Huma Abedin must be the world beer goggles champion or some shit like that.
Asking Yvette Cooper to analyse this shitstorm is nearly as stupid as putting Donald Trump in charge of nukes.
Give it ten years and you’ll have to have a poppy surgically attached to yer face if you want to appear on telly.
BBC laughs off claims it is sucking up to Cliff Richard at a press conference confirming its new DG will be Cliff Richard.
Dan Hodges probably thought the Internet wouldn’t take off ‘because everyone will use mini discs’.
India the latest who get to laugh at Tories Independent Traders. Expect May to return with a load of ‘I love Bombay’ T-shirts.
India welcomes Theresa May with a gift of 100 handmade begging bowls.
PM of country run by corrupt chieftains who govern on the basis of superstition and myth to visit India.

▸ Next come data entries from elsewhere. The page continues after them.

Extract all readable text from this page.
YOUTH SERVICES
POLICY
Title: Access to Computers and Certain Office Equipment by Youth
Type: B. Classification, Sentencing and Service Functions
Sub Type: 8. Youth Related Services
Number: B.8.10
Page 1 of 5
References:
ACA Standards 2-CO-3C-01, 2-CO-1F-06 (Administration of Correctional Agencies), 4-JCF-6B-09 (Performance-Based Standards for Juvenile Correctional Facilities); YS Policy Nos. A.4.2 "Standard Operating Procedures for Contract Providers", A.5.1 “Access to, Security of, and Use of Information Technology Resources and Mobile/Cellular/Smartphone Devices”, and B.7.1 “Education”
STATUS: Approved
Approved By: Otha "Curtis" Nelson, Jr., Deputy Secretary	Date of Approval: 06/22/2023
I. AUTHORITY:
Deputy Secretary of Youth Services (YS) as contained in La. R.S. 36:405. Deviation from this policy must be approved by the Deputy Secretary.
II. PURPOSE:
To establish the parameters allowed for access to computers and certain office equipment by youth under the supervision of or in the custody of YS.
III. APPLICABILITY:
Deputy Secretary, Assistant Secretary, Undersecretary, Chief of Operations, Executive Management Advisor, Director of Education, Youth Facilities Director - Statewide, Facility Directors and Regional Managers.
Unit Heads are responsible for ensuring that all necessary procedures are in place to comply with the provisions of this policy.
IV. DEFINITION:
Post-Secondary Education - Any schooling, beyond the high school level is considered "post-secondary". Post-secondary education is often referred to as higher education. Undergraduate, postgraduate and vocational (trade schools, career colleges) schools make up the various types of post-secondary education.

Labour’s response to Trump is to turn off the telly and ban more voters from joining.
All I can say about this Toblerone debate is that it is very three-sided.
Fill those big gaps in newly shrunken Toblerone with squares from recently shrunk Yorkies.
Has Rick Moranis taken over the chocolate industry?
McDonald’s suing because it cannot open a restaurant. Thanks to its gruel, plenty folk cannot open their airways.
“Prince Racist pleads for privacy. Media response: “HARRY CONFIRMS HE HAS A NEW BIRD.””
Greatest chance of violence at Scotland England is both sets of fans trying to beat up their respective FAs.